E' tempo di disgelo tra Turchia e Israele? E' presto per dirlo, ma non mancano i segnali incoraggianti. Il giornale turco Today's Zaman ne dà testimonianza presentando sotto una luce diversa, rispetto alle analisi di molti osservatori occidentali, la linea politica del governo di Ankara.
La Turchia, sostiene l'editorialista Ergun Babahan, si sta muovendo in competizione con l'Iran e non è certo interessata a una partnership strategica con Teheran, come molti in Israele temono. Il fatto che la Turchia si opponga ad ogni azione aggressiva contro l'Iran, non significa che tra i due paesi esista un accordo. Si tratta semplicemente di una scelta: Ankara vuole estendere la sua influenza nell'area mediorientale tramite un accorto esercizio del soft power, rifiutando categoricamente ogni tentazione militarista.
La sicurezza è un obiettivo prioritario per l'esecutivo guidato da Recep Tayyp Erdogan. Un'eventuale operazione militare contro l'Iran, o anche solo un accentuarsi delle pressioni internazionali su quel paese, sono suscettibili di ingenerare un'instabilità nociva per la Turchia, che spartisce con Teheran una insidiosa area di confine. In sostanza, i turchi temono che dell'indebolimento del potere centrale iraniano possano approfittare le minoranze curde, da sempre considerate una minaccia per la sicurezza e la sovranità della Turchia. Sotto questo profilo, una zona franca curda lungo il confine turco-iraniano inquieterebbe non poco Ankara. Senza dimenticare l'aspetto economico. L'Iran rimane infatti un importantissimo mercato energetico per le esigenze della Turchia. Queste sono considerazioni di realismo politico non indizi di uno spostamento di Ankara nel sistema di alleanze iraniano, puntualizza Babahan nel suo fondo.

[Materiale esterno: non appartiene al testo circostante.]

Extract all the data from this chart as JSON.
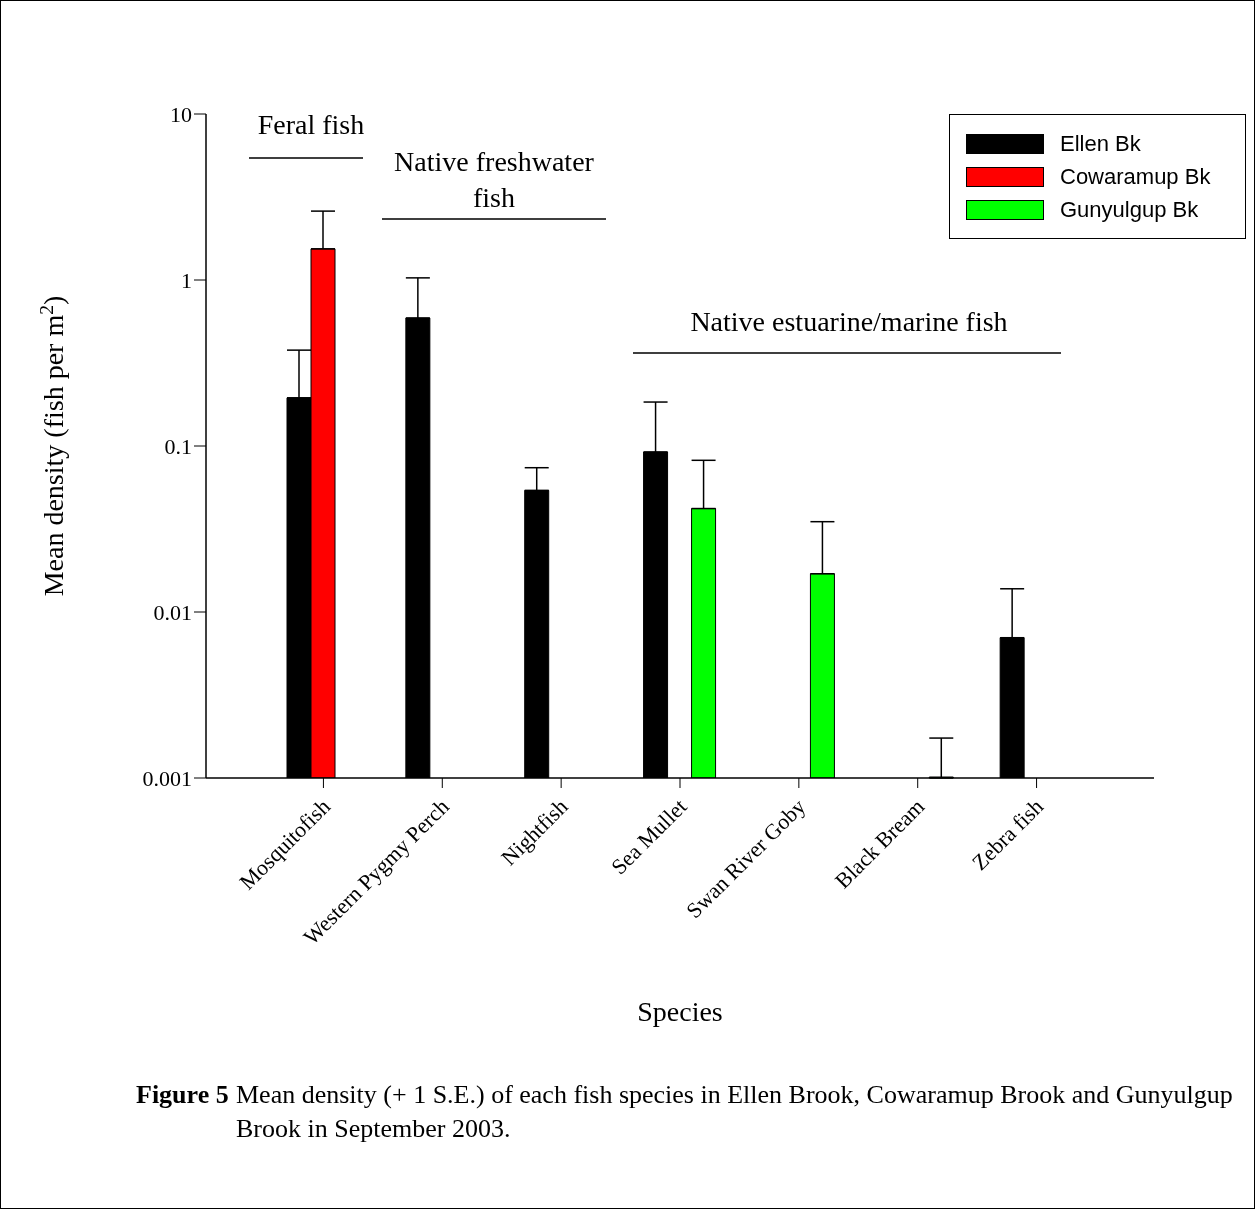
{
  "chart_data": {
    "type": "bar",
    "ylabel": "Mean density (fish per m$^{2}$)",
    "xlabel": "Species",
    "categories": [
      "Mosquitofish",
      "Western Pygmy Perch",
      "Nightfish",
      "Sea Mullet",
      "Swan River Goby",
      "Black Bream",
      "Zebra fish"
    ],
    "series": [
      {
        "name": "Ellen Bk",
        "color": "#000000",
        "values": [
          0.195,
          0.59,
          0.054,
          0.092,
          null,
          null,
          0.007
        ],
        "errors": [
          [
            0.195,
            0.378
          ],
          [
            0.59,
            1.03
          ],
          [
            0.054,
            0.074
          ],
          [
            0.092,
            0.184
          ],
          null,
          null,
          [
            0.007,
            0.0138
          ]
        ]
      },
      {
        "name": "Cowaramup Bk",
        "color": "#ff0000",
        "values": [
          1.54,
          null,
          null,
          null,
          null,
          null,
          null
        ],
        "errors": [
          [
            1.54,
            2.6
          ],
          null,
          null,
          null,
          null,
          null,
          null
        ]
      },
      {
        "name": "Gunyulgup Bk",
        "color": "#00ff00",
        "values": [
          null,
          null,
          null,
          0.042,
          0.017,
          0.001,
          null
        ],
        "errors": [
          null,
          null,
          null,
          [
            0.042,
            0.082
          ],
          [
            0.017,
            0.035
          ],
          [
            0.001,
            0.00174
          ],
          null
        ]
      }
    ],
    "log": "y",
    "ylim": [
      0.001,
      10
    ],
    "yticks": [
      0.001,
      0.01,
      0.1,
      1,
      10
    ],
    "legend": "top right",
    "grid": false,
    "annotations": [
      "Feral fish",
      "Native freshwater fish",
      "Native estuarine/marine fish",
      "Figure 5",
      "Mean density (+ 1 S.E.) of each fish species in Ellen Brook, Cowaramup Brook and Gunyulgup Brook in September 2003."
    ]
  }
}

Per quanto riguarda Israele, sarebbe pretestuoso accomunare la Turchia alle posizioni espresse da Mahmoud Ahmadinejad nei confronti dello Stato ebraico. La Turchia si limita a contestare (non diversamente da altri alleati di Israele) le modalità con cui Gerusalemme tutela i propri interessi geopolitici, ma ha dimostrato in più occasioni la propria amicizia e riaffermato il diritto di Israele ad esistere. Ciò non significa sposare ogni iniziativa israeliana, soprattutto nei confronti dei palestinesi.

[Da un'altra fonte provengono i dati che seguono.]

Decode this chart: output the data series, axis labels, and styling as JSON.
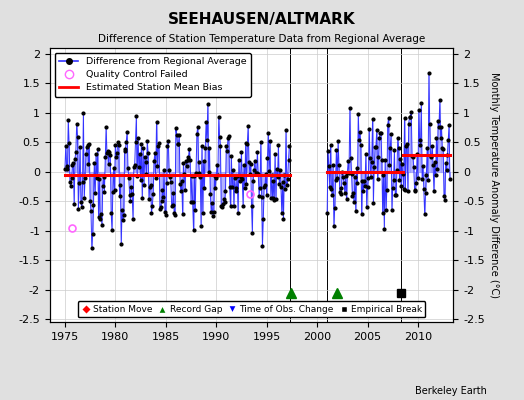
{
  "title": "SEEHAUSEN/ALTMARK",
  "subtitle": "Difference of Station Temperature Data from Regional Average",
  "ylabel": "Monthly Temperature Anomaly Difference (°C)",
  "xlim": [
    1973.5,
    2013.5
  ],
  "ylim": [
    -2.55,
    2.1
  ],
  "yticks": [
    -2.5,
    -2,
    -1.5,
    -1,
    -0.5,
    0,
    0.5,
    1,
    1.5,
    2
  ],
  "xticks": [
    1975,
    1980,
    1985,
    1990,
    1995,
    2000,
    2005,
    2010
  ],
  "segment1_start": 1975.0,
  "segment1_end": 1997.3,
  "segment1_bias": -0.05,
  "segment2a_start": 2001.0,
  "segment2a_end": 2008.5,
  "segment2a_bias": 0.0,
  "segment2b_start": 2008.5,
  "segment2b_end": 2013.2,
  "segment2b_bias": 0.28,
  "gap_start": 1997.3,
  "gap_end": 2001.0,
  "qc1_x": 1975.7,
  "qc1_y": -0.95,
  "qc2_x": 1993.3,
  "qc2_y": -0.38,
  "record_gap_x1": 1997.4,
  "record_gap_x2": 2002.0,
  "empirical_break_x": 2008.3,
  "marker_y": -2.05,
  "background_color": "#e0e0e0",
  "plot_bg_color": "#ffffff",
  "line_color": "#3333ff",
  "line_fill_color": "#9999ff",
  "bias_line_color": "#ff0000",
  "qc_color": "#ff66ff",
  "watermark": "Berkeley Earth",
  "seed": 12345
}
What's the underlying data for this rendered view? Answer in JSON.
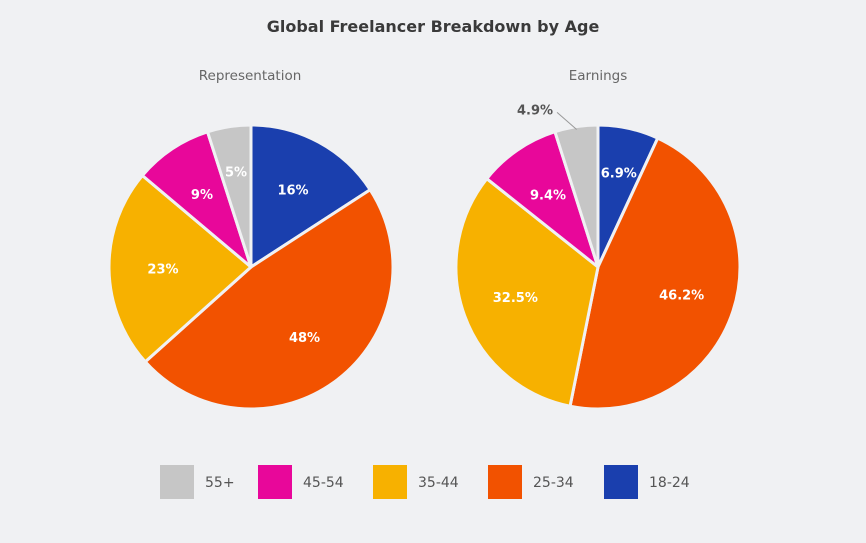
{
  "chart_data": {
    "type": "pie",
    "title": "Global Freelancer Breakdown by Age",
    "categories": [
      "55+",
      "45-54",
      "35-44",
      "25-34",
      "18-24"
    ],
    "colors": {
      "55+": "#c6c6c6",
      "45-54": "#e8079a",
      "35-44": "#f7b100",
      "25-34": "#f25200",
      "18-24": "#1a3fae"
    },
    "legend_position": "bottom",
    "pies": [
      {
        "subtitle": "Representation",
        "slices": [
          {
            "category": "18-24",
            "value": 16,
            "label": "16%"
          },
          {
            "category": "25-34",
            "value": 48,
            "label": "48%"
          },
          {
            "category": "35-44",
            "value": 23,
            "label": "23%"
          },
          {
            "category": "45-54",
            "value": 9,
            "label": "9%"
          },
          {
            "category": "55+",
            "value": 5,
            "label": "5%"
          }
        ]
      },
      {
        "subtitle": "Earnings",
        "slices": [
          {
            "category": "18-24",
            "value": 6.9,
            "label": "6.9%"
          },
          {
            "category": "25-34",
            "value": 46.2,
            "label": "46.2%"
          },
          {
            "category": "35-44",
            "value": 32.5,
            "label": "32.5%"
          },
          {
            "category": "45-54",
            "value": 9.4,
            "label": "9.4%"
          },
          {
            "category": "55+",
            "value": 4.9,
            "label": "4.9%"
          }
        ]
      }
    ]
  }
}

I toni concilianti della stampa turca riflettono il più generale allentamento della tensione tra i due governi. All'inizio della settimana, diplomatici israeliani e turchi si sono incontrati a Ginevra per riannodare e rafforzare le relazioni bilaterali, tradizionalmente forti ma messe in discussione dall'incidente della Flottiglia nello scorso mese di maggio. Indiscrezioni già diffuse a mezzo stampa ventilano la possibilità che il governo israeliano sia disposto a porgere le proprie scuse per quanto avvenuto e persino a versare degli indennizzi alla controparte. Il processo di riavvicinamento, favorito dalla decisione del governo Erdogan di inviare consistenti aiuti in Israele per fronteggiare le conseguenze del devastante incendio del Monte Carmelo, non si preannuncia tuttavia indolore. Il ministro degli Esteri israeliano, Avigdor Lieberman, ha già espresso con grande vivacità la sua opposizione, al punto da prefigurare una crisi dell'esecutivo di coalizione guidato da Benjamin Netanyahu nel caso le concessioni ad Ankara sull' "affaire Flottilla" fossero troppo generose.